When the sun and the moon and the Earth align, an Alaska Airlines jet adjusted flight plan to catch one of the most spectacular naturally occurring events.
An Anchorage to Honolulu flight changed its departure time to allow passengers (among them astronomers) to see it from the air.
Today’s rendezvous over the Pacific Ocean is not luck, but a precisely planned equation. The calculations began a year ago. The only variable was the plane.
In window seat 32F, Joe Rao was one of the dozen astronomers and veteran “eclipse chasers” among the 163 passengers onboard, gazing out oval windows as the moon blocks the sun for nearly two minutes.
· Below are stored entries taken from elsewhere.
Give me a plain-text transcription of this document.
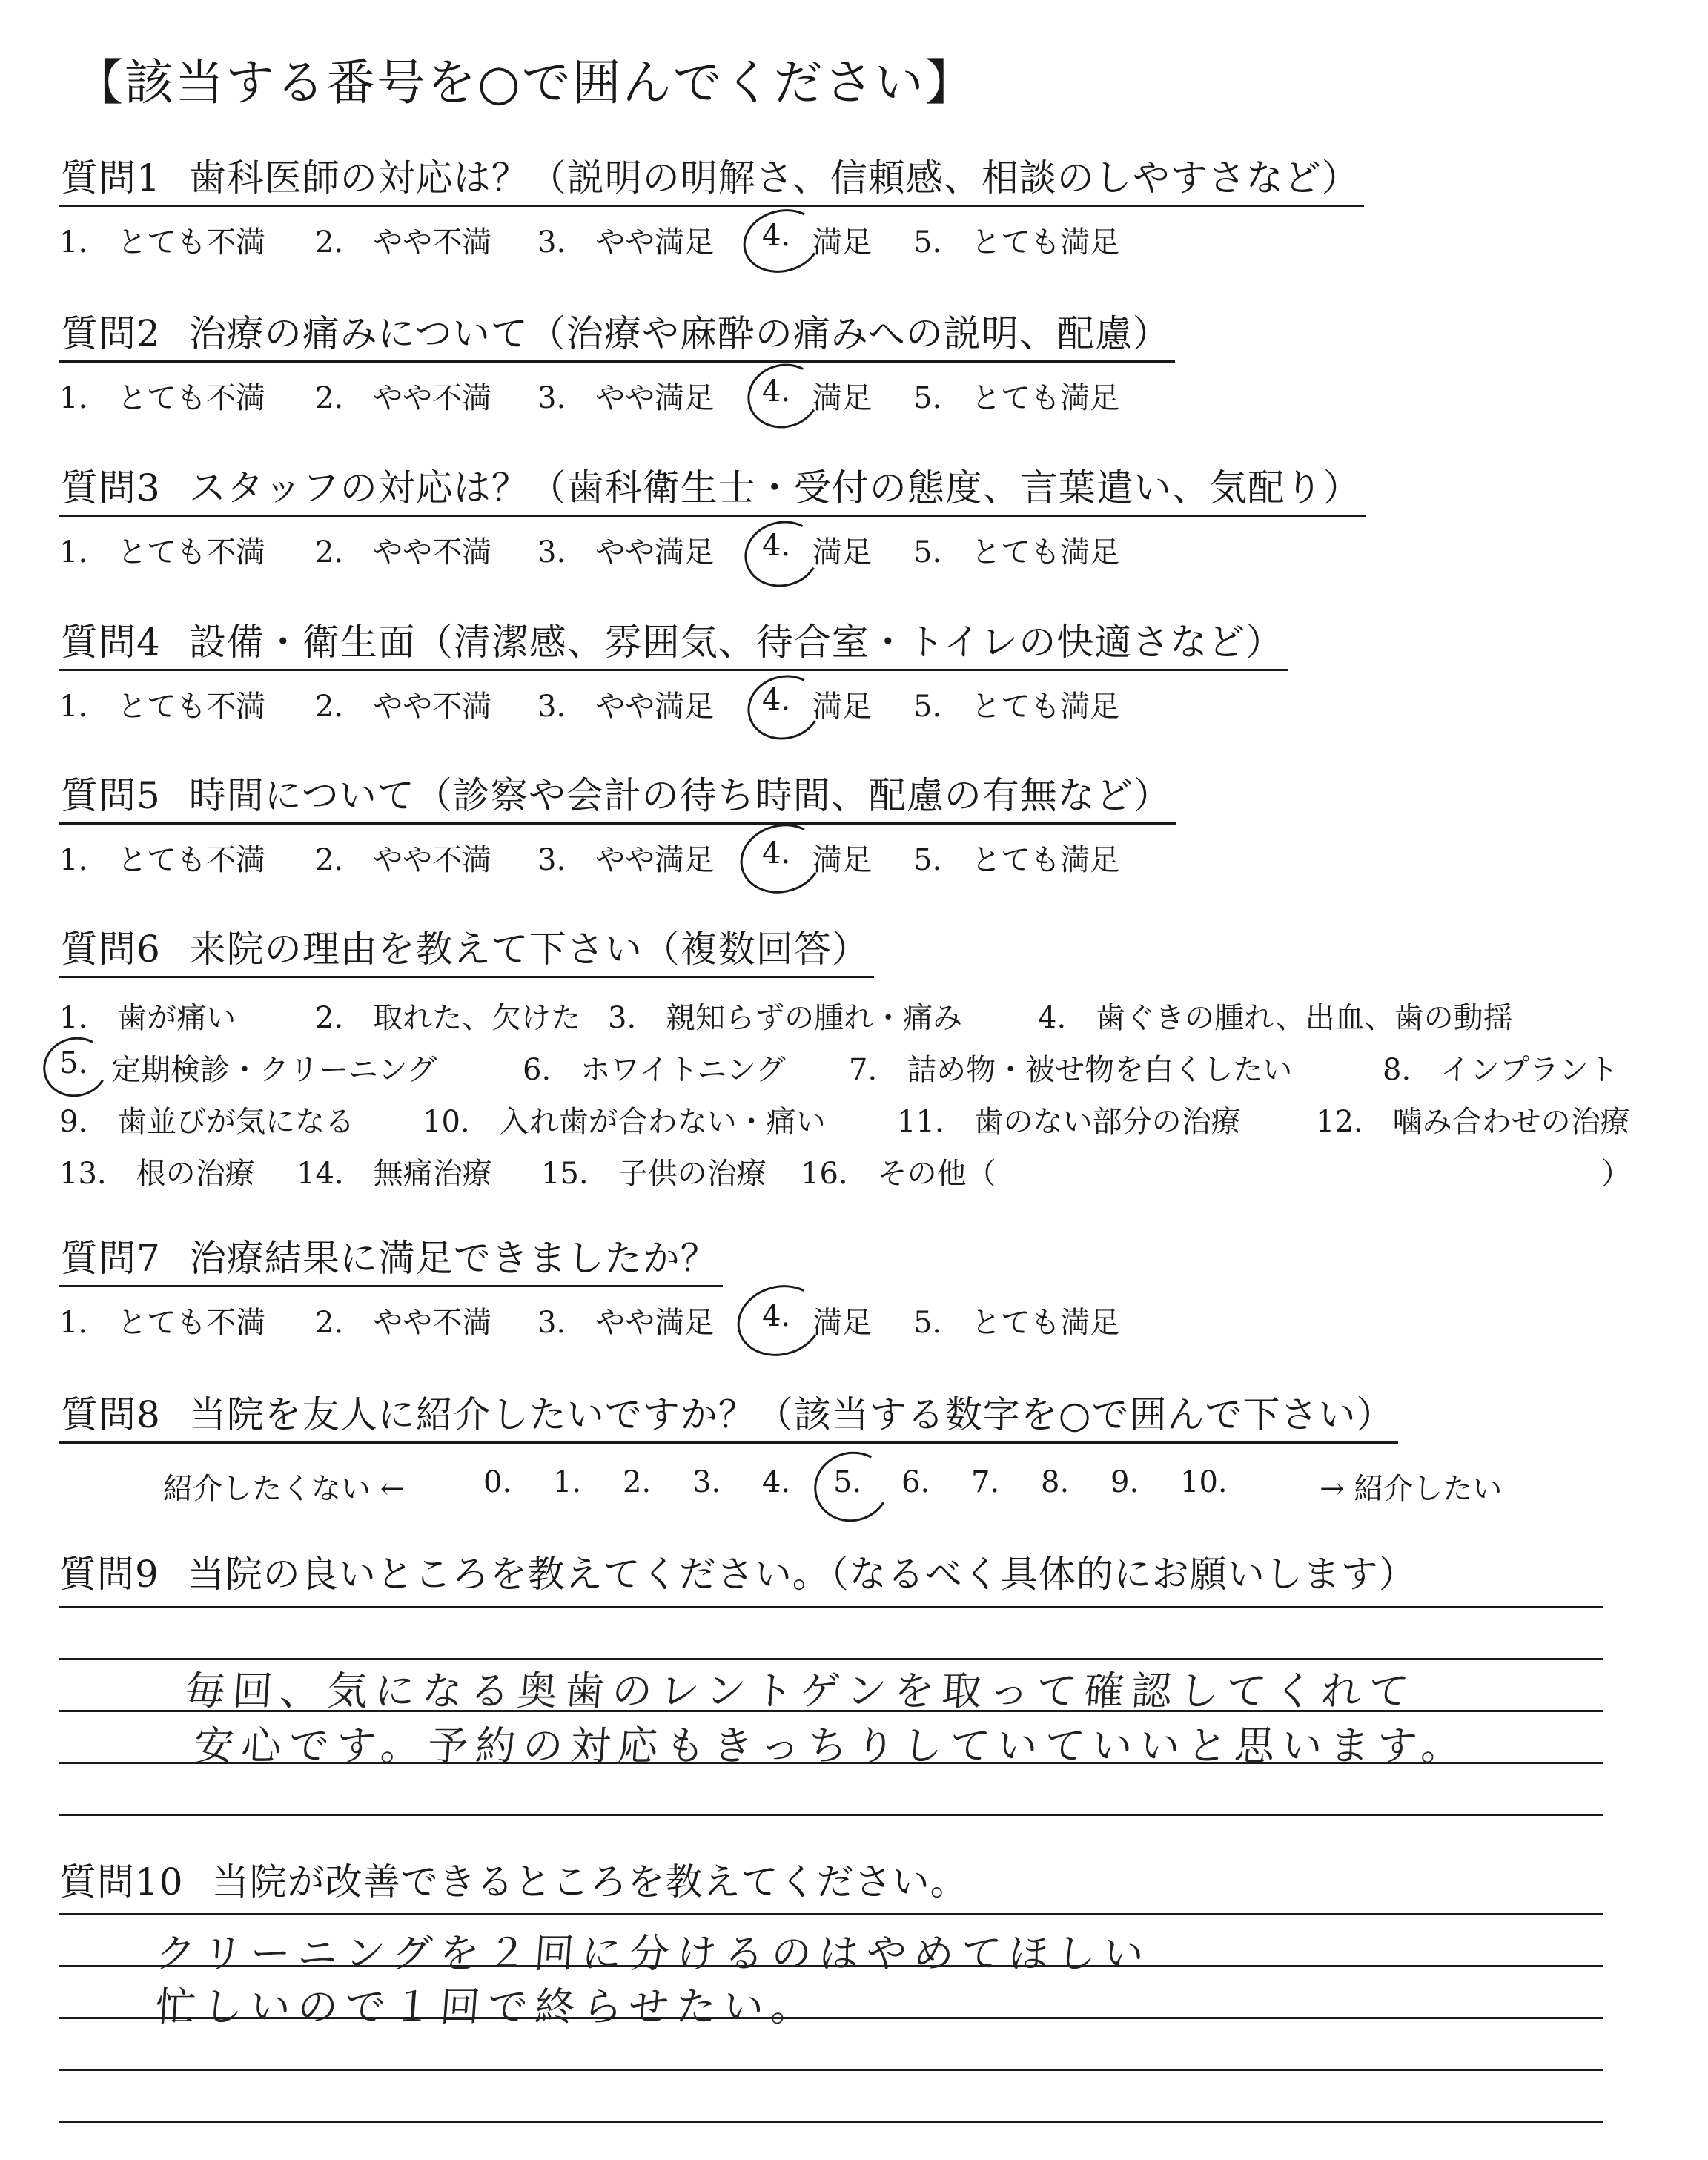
【該当する番号を○で囲んでください】
質問1 歯科医師の対応は？（説明の明解さ、信頼感、相談のしやすさなど）
1.　とても不満 2.　やや不満 3.　やや満足 4. 満足 5.　とても満足
質問2 治療の痛みについて（治療や麻酔の痛みへの説明、配慮）
1.　とても不満 2.　やや不満 3.　やや満足 4. 満足 5.　とても満足
質問3 スタッフの対応は？（歯科衛生士・受付の態度、言葉遣い、気配り）
1.　とても不満 2.　やや不満 3.　やや満足 4. 満足 5.　とても満足
質問4 設備・衛生面（清潔感、雰囲気、待合室・トイレの快適さなど）
1.　とても不満 2.　やや不満 3.　やや満足 4. 満足 5.　とても満足
質問5 時間について（診察や会計の待ち時間、配慮の有無など）
1.　とても不満 2.　やや不満 3.　やや満足 4. 満足 5.　とても満足
質問6 来院の理由を教えて下さい（複数回答）
1.　歯が痛い	2.　取れた、欠けた 3.　親知らずの腫れ・痛み	4.　歯ぐきの腫れ、出血、歯の動揺
5. 定期検診・クリーニング	6.　ホワイトニング 7.　詰め物・被せ物を白くしたい	8.　インプラント
9.　歯並びが気になる 10.　入れ歯が合わない・痛い 11.　歯のない部分の治療	12.　噛み合わせの治療
13.　根の治療 14.　無痛治療 15.　子供の治療 16.　その他（	）
質問7 治療結果に満足できましたか？
1.　とても不満 2.　やや不満 3.　やや満足 4. 満足 5.　とても満足
質問8 当院を友人に紹介したいですか？（該当する数字を○で囲んで下さい）
紹介したくない ←	0. 1. 2. 3. 4. 5. 6. 7. 8. 9. 10.	→ 紹介したい
質問9 当院の良いところを教えてください。（なるべく具体的にお願いします）
毎回、気になる奥歯のレントゲンを取って確認してくれて
安心です。予約の対応もきっちりしていていいと思います。
質問10 当院が改善できるところを教えてください。
クリーニングを２回に分けるのはやめてほしい
忙しいので１回で終らせたい。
In seat 7F was Craig Small, a semi-retired astronomer from the Hayden Planetarium. This becomes his 31st total eclipse, making him one of the “Big 4” eclipse viewers in the world.
Flying 530 mph at 37,000 feet, Alaska Flight 870 intercepted the eclipse 695 miles north of Honolulu. The moon shadow itself is oval, 68 miles wide by 500 miles long. It swept across the surface of the Earth on a narrow path from Southeast Asia across the Pacific Ocean. For those on the plane, beginning at 5:35 p.m., the sun was completely blocked by the black disc of the moon for 1 minute 53 seconds.